A question forms, sudden and sharp, and she finds herself speaking it aloud without thought. "When I rode into battle, I wanted naught but to die. There were others of my people who wanted to live, who rode with the thought of preserving life, who had home and kin to defend. Why should I have been spared?"

He regards her with an old sadness. "Oft is that question asked after bloodshed, and each time is a fresh wound to the heart. Who of us can say if it be mere chance, or the fulfilment of a course long laid out, that spares any one of us? Those few left who would foresee paths appointed are soon to depart. And I begin to question the benefit of some knowledge of a path beyond the culling, for it does nothing to ease the pain of seeing others cut down."

She thinks of his brother.

"I thought once to seek death as well." He says it almost mildly, as though observing a bird in a tree, but with eyes observing nothing of the present. "The easiest way... in truth the way my father all but commanded me to take."

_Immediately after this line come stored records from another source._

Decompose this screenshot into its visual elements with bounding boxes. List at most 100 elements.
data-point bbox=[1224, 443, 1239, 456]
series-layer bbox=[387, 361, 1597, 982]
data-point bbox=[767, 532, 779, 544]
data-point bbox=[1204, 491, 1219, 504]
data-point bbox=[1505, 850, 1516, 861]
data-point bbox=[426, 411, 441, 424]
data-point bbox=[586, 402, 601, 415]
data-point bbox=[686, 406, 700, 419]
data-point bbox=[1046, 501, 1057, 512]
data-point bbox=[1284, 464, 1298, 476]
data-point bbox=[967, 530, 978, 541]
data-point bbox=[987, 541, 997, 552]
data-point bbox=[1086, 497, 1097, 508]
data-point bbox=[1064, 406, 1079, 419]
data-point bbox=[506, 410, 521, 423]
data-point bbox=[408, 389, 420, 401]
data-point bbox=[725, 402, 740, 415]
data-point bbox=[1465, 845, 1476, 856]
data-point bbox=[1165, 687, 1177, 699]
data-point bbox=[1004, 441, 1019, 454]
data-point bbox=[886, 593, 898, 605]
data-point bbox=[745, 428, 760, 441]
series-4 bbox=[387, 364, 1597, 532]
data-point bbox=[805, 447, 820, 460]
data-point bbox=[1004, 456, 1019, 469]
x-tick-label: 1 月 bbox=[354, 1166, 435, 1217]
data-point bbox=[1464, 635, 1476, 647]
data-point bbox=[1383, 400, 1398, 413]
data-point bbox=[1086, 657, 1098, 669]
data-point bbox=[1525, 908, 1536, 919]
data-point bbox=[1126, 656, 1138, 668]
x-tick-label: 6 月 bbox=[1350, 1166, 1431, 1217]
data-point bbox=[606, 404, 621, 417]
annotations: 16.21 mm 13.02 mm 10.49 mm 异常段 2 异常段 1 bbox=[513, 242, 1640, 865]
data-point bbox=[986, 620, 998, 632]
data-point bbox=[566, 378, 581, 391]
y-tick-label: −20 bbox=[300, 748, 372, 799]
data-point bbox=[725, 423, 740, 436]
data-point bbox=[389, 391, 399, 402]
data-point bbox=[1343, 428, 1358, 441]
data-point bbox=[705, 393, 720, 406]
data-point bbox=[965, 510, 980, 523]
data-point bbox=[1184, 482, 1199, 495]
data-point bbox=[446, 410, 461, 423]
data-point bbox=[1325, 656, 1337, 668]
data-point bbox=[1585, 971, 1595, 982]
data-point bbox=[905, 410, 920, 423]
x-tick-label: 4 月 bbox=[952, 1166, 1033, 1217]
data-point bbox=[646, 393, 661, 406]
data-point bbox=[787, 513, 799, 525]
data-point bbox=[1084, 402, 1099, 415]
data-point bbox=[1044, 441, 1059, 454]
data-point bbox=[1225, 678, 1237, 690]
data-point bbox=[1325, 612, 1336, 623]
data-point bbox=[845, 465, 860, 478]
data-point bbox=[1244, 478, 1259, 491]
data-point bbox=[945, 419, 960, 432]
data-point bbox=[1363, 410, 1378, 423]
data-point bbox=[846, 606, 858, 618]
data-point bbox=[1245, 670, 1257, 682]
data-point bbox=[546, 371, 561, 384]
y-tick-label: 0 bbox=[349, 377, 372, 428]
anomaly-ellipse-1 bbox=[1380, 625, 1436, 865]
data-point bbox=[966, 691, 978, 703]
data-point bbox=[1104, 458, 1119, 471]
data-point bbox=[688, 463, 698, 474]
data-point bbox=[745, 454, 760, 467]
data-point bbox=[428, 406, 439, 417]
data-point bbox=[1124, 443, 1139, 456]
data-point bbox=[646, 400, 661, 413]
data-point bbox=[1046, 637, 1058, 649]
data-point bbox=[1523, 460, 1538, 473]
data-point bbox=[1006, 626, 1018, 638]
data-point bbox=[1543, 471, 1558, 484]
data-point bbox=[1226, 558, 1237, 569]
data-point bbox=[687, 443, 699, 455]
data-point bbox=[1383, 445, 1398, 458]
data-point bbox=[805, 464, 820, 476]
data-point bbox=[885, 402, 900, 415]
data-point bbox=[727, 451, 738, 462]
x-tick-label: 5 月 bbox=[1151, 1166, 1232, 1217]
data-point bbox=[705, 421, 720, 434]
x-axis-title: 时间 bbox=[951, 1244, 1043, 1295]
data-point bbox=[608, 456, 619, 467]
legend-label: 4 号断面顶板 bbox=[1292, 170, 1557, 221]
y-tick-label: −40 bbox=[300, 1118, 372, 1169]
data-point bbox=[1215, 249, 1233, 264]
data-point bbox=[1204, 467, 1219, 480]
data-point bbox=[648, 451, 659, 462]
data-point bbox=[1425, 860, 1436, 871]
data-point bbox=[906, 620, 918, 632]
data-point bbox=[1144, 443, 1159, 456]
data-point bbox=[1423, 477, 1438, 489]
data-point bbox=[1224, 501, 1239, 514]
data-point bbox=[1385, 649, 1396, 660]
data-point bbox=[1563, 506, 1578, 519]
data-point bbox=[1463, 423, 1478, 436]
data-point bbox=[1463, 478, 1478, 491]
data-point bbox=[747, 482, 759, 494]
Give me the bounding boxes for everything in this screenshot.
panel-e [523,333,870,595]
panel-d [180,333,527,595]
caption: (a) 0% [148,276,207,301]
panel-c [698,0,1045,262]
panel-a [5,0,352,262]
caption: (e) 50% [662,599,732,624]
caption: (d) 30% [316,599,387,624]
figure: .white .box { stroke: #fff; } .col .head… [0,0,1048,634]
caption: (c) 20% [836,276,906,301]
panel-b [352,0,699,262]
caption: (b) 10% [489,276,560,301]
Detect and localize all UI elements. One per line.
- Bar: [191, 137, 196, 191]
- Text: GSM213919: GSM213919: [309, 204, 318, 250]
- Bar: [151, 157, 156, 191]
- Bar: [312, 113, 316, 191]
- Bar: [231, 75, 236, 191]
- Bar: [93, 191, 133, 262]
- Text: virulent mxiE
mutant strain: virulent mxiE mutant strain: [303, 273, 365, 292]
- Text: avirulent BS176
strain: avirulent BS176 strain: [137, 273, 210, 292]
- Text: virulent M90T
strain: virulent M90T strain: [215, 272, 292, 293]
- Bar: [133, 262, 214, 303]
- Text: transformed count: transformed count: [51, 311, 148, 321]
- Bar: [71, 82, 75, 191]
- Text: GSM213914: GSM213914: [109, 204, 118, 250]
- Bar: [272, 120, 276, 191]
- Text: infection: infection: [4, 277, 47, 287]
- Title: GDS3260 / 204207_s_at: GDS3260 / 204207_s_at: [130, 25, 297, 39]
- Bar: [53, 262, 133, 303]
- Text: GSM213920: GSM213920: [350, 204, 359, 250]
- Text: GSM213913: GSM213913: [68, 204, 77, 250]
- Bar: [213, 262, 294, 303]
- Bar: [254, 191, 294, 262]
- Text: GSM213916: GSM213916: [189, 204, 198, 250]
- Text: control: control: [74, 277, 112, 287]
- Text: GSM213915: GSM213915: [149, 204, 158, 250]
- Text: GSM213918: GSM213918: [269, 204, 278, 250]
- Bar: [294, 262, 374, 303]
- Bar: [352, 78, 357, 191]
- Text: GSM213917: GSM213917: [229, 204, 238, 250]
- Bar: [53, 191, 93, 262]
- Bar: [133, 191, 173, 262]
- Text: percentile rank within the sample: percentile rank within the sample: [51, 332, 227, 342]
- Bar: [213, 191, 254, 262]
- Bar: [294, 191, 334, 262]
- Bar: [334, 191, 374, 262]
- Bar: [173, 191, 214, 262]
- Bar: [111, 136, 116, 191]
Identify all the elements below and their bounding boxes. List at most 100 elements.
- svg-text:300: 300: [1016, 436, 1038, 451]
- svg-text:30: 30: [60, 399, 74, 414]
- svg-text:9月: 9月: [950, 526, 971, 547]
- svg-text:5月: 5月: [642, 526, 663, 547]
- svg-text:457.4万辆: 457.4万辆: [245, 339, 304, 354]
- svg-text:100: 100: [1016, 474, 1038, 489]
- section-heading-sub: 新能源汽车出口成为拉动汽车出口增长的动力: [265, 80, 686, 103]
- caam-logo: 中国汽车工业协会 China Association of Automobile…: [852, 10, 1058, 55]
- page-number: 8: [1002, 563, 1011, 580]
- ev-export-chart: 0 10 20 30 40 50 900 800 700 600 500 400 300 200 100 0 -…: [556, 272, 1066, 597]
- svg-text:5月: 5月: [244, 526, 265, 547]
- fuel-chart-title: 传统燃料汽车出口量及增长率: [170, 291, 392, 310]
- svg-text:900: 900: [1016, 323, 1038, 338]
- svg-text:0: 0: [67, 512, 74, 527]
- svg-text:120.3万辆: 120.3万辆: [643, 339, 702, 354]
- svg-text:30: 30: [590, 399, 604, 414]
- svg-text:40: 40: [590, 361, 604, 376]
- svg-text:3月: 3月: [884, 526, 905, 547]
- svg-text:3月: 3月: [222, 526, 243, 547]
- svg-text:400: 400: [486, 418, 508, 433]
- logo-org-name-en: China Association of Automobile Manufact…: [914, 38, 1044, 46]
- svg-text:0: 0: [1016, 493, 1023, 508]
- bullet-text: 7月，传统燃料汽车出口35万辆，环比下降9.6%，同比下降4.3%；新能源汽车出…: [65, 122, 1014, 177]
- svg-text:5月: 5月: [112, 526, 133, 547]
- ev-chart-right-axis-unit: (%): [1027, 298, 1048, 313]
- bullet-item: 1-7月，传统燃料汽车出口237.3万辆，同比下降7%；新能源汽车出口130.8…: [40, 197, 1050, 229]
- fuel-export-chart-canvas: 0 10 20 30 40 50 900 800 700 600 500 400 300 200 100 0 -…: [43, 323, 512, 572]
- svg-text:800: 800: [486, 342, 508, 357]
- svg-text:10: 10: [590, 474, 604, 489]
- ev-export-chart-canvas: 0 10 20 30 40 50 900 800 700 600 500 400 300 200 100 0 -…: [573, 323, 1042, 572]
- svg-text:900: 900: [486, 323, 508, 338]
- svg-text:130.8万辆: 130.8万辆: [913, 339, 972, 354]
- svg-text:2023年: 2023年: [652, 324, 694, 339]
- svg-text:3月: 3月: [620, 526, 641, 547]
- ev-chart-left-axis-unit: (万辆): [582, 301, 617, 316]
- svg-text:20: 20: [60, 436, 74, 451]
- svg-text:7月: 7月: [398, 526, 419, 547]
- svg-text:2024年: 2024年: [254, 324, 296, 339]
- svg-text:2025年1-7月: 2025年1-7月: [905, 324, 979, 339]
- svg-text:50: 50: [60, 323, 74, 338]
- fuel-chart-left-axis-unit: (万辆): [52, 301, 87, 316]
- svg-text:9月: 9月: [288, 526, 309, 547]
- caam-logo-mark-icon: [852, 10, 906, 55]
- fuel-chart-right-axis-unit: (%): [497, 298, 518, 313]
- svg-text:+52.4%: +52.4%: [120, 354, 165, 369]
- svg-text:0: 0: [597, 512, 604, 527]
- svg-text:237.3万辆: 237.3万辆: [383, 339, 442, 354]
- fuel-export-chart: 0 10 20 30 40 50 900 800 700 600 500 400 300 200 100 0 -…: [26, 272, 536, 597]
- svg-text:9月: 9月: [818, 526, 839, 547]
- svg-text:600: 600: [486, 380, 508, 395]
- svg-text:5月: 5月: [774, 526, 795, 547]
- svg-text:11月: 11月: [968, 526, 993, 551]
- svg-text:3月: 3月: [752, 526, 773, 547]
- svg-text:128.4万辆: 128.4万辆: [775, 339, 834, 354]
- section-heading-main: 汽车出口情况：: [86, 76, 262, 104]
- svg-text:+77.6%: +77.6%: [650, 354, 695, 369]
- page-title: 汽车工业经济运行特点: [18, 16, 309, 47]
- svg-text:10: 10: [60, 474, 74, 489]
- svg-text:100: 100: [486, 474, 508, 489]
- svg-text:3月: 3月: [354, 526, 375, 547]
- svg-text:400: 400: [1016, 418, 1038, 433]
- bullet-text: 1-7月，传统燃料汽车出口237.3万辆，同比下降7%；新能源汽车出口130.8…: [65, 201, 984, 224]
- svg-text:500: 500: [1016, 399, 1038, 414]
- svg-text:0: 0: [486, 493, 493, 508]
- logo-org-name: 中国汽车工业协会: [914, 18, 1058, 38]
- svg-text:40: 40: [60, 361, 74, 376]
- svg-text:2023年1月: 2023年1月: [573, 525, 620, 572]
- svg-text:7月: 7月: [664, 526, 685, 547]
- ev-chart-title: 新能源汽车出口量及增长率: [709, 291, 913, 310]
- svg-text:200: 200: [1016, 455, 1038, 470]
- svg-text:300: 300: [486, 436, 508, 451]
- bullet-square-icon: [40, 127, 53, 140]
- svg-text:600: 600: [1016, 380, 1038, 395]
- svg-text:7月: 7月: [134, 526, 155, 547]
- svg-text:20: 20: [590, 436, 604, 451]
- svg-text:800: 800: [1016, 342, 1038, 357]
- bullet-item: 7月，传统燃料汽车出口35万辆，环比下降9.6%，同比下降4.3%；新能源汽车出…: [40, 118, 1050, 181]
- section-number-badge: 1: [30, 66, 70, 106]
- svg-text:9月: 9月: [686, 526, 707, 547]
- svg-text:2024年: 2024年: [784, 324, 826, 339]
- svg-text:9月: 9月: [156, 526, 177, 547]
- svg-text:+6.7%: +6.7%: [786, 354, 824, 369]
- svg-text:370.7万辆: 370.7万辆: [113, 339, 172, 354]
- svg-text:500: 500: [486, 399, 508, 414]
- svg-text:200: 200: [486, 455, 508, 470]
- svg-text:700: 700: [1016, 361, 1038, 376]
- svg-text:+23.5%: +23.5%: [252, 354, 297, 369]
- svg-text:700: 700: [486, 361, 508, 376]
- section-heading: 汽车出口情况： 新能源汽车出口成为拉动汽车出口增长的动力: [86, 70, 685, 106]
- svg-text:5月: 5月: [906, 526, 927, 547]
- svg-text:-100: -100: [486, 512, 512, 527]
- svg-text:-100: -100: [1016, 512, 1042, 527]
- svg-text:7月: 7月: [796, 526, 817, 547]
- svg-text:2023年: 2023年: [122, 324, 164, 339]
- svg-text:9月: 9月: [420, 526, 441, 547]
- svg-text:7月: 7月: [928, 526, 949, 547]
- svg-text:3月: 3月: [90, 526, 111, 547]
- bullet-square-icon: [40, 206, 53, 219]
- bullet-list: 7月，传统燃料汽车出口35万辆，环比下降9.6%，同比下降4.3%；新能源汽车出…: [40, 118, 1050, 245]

She feels her stomach twist. His own father...

"It was only the kind words of Mithrandir that kept me from succumbing. 'Your father will remember ere the end that he loves you,' he said. And perhaps he did. If he did – he showed it by leading me back toward escape in death, the way he deemed best for both of us, his mind twisted by struggle with One too strong."

She could only stare at him, turned towards the empty air of the valley. To think that the full brunt of the Enemy's hatred had come down on his city, on his house, and on his very head, the last survivor. Of what consequence were any simple condolences she could offer? How could she possibly hope to succour this man?

"But in the moments of highest peril I strove only to prevail, and do what I could to deliver those who fought with me. As did you, Eowyn. And when our fates were taken from our own hands, other hands led us back. And here we stand."

He grasps her hand and looks at her intently, willing her to take in his next words. "You cannot deny the chance to live still, once given. What would honour those fallen? To question, and regret, and thus spend your days? Or to take hold of the days, and use them to build anew?"

She looks down at his hands, feels the strength surrounding hers.

Oh how difficult to trust! So much more difficult to cast one's lot not as a pebble thrown over the wall, but as a cornerstone placed in the spot prepared for it; not knowing what weight would be brought to bear, knowing full well it would not be moved again.

Yet not a burden laid, but a building lifted.

It comes to her that she has never spoken his given name, not to him. It was once a petty means of keeping some little distance; now his name has become at once too intimate and too momentous.

How absurd. Nothing prevents me from addressing this man.

Why, then, have you not?


She draws a deep breath.

You would be a healer. You said it. So begin.

"Faramir."

She senses the slight, quick ripple of shock that goes through him, and knows now that he has been waiting, oh so many long days, to hear his name from her lips.

The look he gives her – such joy, such hope – stops her from saying more. But although he too has drawn breath, he seems unwilling to answer, to interrupt what further flow of words may come.

Now keep on.

"Let us leave from here. Let us go back to the city of your people, but then continue on, and make a new home."

In an instant she is encircled in his arms. "So we shall," he breathes into her hair. She feels him draw back, and his eyes shine down on her like stars. "By your grace, the land of Ithilien will become a home indeed, for us and for our heirs."

Another thought forms: never had she given a proper answer to his question on that day. She who had so imperiously demanded plain speech had skirted that subject, not precisely saying yea but merely giving hints that fell closer to that side than to nay.

This, then, is the true precipice.

"Were you a wanderer, cast out with no land to call your own, unknown to any save me – still I would love you."